A randomized trial found that patients had similar rates of survival and quality of life whether they underwent elective open and endovascular repair of their aortic abdominal aneurysm (AAA). The procedures also had similar costs and cost-effectiveness ratios.
Lead researcher Frank E. Lederle, MD, of the Veterans Affairs (VA) Medical Center in Minneapolis, and colleagues published their results online in JAMA Surgery Sept. 14.
Each year, more than 40,000 people in the U.S. undergo elective procedures to repair their AAA, according to the researchers. They added that there are 1,250 perioperative deaths associated with AAA repair, making it the second most common cause of death among patients undergoing vascular or general surgery procedures.
In this study, known as OVER (Open vs. Endovascular Repair), the researchers enrolled 881 patients who had planned elective repair of AAA and randomized them to endovascular or open repair from Oct. 15, 2002 to April 15, 2008 in 42 VA medical centers. The mean age of the patients was 70 years old, and 99.4 percent were men.
The patients had follow-up visits one month after the aneurysm repair and six and 12 months after enrollment. They then had yearly visits. Patients undergoing endovascular repair received computed tomography and plain radiography of the abdomen during the visits. Patients undergoing open repair only had computed tomography at one year and at the end of the study.
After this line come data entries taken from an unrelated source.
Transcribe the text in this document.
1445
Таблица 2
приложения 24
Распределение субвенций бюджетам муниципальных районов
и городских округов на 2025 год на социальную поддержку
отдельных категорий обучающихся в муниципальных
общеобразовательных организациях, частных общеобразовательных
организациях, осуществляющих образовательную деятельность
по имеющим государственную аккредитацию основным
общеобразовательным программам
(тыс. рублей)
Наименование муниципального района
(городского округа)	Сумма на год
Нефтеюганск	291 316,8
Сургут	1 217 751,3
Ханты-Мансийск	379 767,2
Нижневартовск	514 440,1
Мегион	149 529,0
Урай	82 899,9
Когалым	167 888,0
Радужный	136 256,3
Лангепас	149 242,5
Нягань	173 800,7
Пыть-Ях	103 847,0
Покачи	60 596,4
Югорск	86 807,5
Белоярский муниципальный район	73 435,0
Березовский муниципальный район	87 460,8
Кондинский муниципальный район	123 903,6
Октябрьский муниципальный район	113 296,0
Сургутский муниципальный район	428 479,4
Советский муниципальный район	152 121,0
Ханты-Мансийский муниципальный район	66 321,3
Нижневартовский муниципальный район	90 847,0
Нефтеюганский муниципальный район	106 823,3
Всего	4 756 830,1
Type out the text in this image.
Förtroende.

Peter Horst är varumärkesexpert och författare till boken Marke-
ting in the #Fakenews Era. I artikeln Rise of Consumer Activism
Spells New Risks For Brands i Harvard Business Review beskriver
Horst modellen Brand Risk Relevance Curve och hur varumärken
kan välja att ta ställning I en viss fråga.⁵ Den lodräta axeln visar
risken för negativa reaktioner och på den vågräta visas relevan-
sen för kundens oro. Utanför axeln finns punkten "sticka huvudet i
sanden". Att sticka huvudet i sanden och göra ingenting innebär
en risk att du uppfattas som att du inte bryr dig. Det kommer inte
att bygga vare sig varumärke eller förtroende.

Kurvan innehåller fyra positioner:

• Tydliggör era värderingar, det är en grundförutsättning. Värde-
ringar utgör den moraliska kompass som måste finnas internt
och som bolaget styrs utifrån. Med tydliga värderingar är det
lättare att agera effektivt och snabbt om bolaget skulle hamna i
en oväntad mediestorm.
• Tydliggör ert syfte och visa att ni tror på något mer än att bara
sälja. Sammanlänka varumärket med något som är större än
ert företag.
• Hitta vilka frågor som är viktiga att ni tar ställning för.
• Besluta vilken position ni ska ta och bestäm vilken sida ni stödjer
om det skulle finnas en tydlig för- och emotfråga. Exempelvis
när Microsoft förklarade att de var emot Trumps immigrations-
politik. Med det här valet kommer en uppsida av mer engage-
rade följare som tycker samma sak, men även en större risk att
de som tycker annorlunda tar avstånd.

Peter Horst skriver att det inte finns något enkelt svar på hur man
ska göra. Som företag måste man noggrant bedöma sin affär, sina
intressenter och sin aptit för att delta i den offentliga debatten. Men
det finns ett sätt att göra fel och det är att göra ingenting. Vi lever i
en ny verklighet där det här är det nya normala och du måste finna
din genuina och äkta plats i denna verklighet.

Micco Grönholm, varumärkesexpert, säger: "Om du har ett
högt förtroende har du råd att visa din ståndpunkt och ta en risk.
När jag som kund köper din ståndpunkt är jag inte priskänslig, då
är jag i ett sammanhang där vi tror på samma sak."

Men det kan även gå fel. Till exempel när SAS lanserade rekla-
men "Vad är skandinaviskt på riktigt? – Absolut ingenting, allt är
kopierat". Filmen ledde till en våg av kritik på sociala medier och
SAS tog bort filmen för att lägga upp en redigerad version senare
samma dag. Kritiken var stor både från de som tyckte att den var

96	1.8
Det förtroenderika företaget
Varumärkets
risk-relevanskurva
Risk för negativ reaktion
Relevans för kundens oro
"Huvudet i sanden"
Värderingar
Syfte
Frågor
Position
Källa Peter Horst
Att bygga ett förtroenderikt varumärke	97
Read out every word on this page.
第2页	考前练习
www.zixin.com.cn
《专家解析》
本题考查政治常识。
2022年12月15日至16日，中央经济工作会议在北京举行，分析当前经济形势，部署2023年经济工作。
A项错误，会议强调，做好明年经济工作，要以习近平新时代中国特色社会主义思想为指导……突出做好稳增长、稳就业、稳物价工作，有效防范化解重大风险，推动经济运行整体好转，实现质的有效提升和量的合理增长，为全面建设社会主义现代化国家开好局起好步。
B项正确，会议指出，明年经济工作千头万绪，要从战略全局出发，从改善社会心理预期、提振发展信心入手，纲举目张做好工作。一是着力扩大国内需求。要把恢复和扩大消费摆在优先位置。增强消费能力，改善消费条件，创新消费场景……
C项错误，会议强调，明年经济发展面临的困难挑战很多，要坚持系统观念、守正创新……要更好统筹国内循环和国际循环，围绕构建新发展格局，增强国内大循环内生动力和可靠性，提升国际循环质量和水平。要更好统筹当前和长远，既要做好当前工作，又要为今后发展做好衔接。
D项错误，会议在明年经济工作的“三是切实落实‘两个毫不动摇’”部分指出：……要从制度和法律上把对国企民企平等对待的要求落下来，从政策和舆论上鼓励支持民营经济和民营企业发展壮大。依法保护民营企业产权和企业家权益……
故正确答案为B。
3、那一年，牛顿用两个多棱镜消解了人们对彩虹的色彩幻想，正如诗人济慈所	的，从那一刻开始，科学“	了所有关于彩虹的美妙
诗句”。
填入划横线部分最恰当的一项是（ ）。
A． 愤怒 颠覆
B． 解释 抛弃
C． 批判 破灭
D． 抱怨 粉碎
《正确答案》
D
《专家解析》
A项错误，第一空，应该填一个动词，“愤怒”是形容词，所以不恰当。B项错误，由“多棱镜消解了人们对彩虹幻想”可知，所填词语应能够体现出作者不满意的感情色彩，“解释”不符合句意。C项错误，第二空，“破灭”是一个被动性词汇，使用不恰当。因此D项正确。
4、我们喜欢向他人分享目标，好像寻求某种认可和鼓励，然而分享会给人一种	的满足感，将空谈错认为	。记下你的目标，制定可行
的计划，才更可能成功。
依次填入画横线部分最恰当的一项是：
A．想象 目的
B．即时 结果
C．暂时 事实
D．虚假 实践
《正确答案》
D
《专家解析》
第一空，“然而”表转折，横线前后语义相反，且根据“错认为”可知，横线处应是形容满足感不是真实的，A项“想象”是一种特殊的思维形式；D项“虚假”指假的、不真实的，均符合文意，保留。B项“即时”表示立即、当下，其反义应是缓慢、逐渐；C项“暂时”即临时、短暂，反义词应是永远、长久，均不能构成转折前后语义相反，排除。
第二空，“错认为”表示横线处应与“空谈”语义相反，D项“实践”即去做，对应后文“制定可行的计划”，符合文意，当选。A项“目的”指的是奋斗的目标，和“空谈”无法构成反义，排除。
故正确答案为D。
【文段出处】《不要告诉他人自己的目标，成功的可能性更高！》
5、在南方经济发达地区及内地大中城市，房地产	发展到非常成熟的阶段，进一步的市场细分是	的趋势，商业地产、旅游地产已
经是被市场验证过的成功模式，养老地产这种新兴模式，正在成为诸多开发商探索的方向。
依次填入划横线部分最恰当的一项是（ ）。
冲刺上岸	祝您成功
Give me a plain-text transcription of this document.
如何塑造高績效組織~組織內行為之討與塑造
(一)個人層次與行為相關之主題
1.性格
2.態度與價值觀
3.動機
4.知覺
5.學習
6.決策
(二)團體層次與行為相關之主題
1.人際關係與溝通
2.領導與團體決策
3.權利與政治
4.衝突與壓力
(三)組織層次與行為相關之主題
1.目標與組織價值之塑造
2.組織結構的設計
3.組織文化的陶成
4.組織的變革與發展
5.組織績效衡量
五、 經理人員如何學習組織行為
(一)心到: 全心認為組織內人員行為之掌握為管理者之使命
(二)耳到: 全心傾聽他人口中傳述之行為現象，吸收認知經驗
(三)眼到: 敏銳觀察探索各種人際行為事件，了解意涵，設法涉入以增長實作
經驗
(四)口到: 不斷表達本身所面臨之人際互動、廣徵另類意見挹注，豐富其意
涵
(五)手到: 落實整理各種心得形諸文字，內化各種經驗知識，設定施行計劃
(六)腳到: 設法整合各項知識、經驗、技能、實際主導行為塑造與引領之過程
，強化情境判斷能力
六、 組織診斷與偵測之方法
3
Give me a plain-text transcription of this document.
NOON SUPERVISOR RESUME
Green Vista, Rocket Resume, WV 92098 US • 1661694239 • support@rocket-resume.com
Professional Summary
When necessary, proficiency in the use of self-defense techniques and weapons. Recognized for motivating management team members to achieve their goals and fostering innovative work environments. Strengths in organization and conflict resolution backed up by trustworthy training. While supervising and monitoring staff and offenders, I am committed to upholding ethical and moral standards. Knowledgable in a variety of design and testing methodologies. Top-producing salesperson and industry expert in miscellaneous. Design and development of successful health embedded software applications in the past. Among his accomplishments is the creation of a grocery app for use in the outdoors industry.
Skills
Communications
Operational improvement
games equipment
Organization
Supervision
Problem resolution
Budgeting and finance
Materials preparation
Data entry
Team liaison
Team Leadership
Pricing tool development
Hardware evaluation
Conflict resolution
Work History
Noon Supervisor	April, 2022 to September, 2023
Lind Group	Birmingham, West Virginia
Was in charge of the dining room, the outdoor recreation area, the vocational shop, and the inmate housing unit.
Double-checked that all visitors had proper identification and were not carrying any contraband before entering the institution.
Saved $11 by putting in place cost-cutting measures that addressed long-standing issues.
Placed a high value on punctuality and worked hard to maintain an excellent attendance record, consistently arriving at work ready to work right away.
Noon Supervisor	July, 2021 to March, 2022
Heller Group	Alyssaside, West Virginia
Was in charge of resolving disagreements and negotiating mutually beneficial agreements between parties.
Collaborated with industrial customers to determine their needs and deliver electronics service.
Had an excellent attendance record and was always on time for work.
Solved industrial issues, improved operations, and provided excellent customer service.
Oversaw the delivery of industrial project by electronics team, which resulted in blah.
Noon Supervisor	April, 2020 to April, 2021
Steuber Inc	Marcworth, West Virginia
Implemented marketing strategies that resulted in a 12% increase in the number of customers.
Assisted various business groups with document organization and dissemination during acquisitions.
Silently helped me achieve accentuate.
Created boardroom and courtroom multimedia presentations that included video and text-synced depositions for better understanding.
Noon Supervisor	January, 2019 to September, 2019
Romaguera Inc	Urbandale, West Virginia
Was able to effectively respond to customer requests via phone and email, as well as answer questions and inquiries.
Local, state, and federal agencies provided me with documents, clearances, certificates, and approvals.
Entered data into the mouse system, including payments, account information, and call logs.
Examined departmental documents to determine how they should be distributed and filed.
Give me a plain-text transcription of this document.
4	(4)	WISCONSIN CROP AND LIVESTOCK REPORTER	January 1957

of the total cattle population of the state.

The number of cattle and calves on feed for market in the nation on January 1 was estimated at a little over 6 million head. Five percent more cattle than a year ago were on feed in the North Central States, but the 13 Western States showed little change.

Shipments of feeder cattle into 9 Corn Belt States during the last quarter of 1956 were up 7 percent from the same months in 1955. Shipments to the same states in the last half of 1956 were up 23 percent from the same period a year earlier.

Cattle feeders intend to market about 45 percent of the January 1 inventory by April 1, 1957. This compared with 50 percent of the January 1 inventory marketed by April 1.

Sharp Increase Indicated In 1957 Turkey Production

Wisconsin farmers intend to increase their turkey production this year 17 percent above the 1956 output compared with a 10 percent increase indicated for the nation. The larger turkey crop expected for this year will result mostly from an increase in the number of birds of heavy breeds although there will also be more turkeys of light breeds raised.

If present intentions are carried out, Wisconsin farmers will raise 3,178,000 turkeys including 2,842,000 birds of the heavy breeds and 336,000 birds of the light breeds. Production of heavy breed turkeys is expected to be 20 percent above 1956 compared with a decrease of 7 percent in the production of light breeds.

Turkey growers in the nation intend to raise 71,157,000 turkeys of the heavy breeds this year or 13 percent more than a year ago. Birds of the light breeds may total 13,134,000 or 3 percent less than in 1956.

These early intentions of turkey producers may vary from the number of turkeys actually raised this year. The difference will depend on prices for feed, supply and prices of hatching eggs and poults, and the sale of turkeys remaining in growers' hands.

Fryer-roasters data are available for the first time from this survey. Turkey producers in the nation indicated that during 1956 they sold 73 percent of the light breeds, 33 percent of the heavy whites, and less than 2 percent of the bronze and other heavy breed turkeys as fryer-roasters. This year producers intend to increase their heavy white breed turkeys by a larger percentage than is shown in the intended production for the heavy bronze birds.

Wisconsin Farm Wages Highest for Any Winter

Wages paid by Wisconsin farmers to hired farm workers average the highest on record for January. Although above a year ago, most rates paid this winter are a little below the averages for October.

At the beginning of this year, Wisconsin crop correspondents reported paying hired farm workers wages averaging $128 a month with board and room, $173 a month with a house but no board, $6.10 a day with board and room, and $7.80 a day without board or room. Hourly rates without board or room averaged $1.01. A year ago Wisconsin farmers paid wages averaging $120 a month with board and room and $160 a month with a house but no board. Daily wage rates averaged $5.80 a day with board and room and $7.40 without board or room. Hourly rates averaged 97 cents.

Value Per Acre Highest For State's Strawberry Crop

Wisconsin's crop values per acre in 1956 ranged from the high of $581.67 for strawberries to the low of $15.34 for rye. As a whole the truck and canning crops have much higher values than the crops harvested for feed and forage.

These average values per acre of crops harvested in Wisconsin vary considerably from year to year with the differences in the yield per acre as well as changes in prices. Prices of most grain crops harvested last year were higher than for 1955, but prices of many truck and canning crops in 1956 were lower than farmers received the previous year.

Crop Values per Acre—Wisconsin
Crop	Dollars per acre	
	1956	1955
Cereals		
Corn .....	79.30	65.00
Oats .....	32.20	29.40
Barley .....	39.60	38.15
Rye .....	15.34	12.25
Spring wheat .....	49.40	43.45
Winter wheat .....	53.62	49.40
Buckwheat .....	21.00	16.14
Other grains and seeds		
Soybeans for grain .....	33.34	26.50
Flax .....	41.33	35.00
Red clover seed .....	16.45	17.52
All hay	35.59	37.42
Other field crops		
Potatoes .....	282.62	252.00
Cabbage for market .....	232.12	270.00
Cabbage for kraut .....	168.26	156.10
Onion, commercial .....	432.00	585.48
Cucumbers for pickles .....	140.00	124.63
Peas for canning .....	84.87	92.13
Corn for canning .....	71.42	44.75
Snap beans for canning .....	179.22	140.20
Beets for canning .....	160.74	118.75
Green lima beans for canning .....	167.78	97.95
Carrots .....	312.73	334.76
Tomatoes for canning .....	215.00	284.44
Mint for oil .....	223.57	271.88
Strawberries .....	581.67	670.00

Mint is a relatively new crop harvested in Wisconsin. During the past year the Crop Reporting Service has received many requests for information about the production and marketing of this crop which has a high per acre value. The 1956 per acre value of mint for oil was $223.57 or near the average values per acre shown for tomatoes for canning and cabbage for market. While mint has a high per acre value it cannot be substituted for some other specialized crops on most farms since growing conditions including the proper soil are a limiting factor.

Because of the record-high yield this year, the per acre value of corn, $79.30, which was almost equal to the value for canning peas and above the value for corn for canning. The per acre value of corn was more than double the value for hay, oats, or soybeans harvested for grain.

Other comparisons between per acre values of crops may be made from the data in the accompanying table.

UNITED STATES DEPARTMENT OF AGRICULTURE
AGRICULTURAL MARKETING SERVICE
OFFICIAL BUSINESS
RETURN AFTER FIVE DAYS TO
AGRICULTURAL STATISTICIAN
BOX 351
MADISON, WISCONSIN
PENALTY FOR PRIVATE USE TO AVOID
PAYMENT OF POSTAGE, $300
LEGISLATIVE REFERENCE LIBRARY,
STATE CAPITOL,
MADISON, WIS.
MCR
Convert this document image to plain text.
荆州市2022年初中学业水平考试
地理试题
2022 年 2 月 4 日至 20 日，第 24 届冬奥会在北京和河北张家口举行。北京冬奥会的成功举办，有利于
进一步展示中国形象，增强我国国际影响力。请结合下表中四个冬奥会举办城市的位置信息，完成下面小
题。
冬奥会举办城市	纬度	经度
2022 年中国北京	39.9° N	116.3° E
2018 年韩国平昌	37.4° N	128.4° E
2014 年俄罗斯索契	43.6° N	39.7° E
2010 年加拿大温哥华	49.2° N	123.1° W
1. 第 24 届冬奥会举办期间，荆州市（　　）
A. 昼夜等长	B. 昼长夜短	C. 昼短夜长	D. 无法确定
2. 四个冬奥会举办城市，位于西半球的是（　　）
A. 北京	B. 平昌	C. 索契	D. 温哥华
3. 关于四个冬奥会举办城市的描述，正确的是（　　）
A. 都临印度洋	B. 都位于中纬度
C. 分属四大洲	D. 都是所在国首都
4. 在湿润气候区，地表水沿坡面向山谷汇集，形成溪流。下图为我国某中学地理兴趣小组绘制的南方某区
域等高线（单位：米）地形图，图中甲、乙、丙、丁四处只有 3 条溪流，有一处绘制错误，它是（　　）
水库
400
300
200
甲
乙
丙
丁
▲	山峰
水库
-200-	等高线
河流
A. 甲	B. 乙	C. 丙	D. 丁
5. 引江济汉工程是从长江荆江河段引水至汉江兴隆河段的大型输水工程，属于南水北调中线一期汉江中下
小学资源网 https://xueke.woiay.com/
After a mean of 5.2 years of follow-up, the mean life-years were 4.89 in the endovascular group and 4.84 in the open repair group, while the mean quality-adjusted life-years (QALYs) were 3.72 and 3.70, respectively. Neither difference was statistically significant.
The mean healthcare costs were $142,745 in the endovascular group and $153,533 in the open repair group, while the costs related to AAA accounted for nearly 40 percent of the costs in each group. Patients in the endovascular group typically had shorter hospitalization stays, but they had increased costs due to AAA-related secondary procedures and imaging studies.
Bootstrap analyses found that the probability that endovascular repair would be less costly and more effective was 56.8 percent when the researchers mentioned effectiveness in life-years and 55.4 percent when they measured it in QALYs for total costs. When measuring AAA-related costs, the probabilities were 31.3 percent and 34.3 percent, respectively.
When using total costs and a willingness to pay threshold of $50,000, endovascular repair was preferred in 88.4 percent of observations using life-years and 88.8 percent of observations using QALYs. With a willingness to pay threshold of $100,000 the proportions were 84.8 percent and 85.5 percent, respectively.
When using AAA-related costs and a willingness to pay threshold of $50,000, endovascular repair was preferred in 59.9 percent of observations using life-years and 60.7 percent of observations using QALYs. With a willingness to pay threshold of $100,000 the proportions were 62.2 percent and 64.4 percent, respectively.
The researchers cited a few potential limitations of the study, including that the VA’s accounting method might not apply to other populations. They also mentioned that their protocol was different than usual practice, including the use of computed tomography one year after open repair.
“Endovascular repair has lower perioperative mortality, shorter recovery time, and, at least in the US VA system, lower initial costs, despite the high cost of the grafts,” the researchers wrote. “However, we found that these advantages did not persist during the next 3 to 5 years. On the other hand, endovascular repair requires more long-term follow-up and carries a small risk for late rupture. Our results indicate that for patients who are candidates for both procedures, selection of either procedure remains reasonable and can be guided by patient and physician preference.”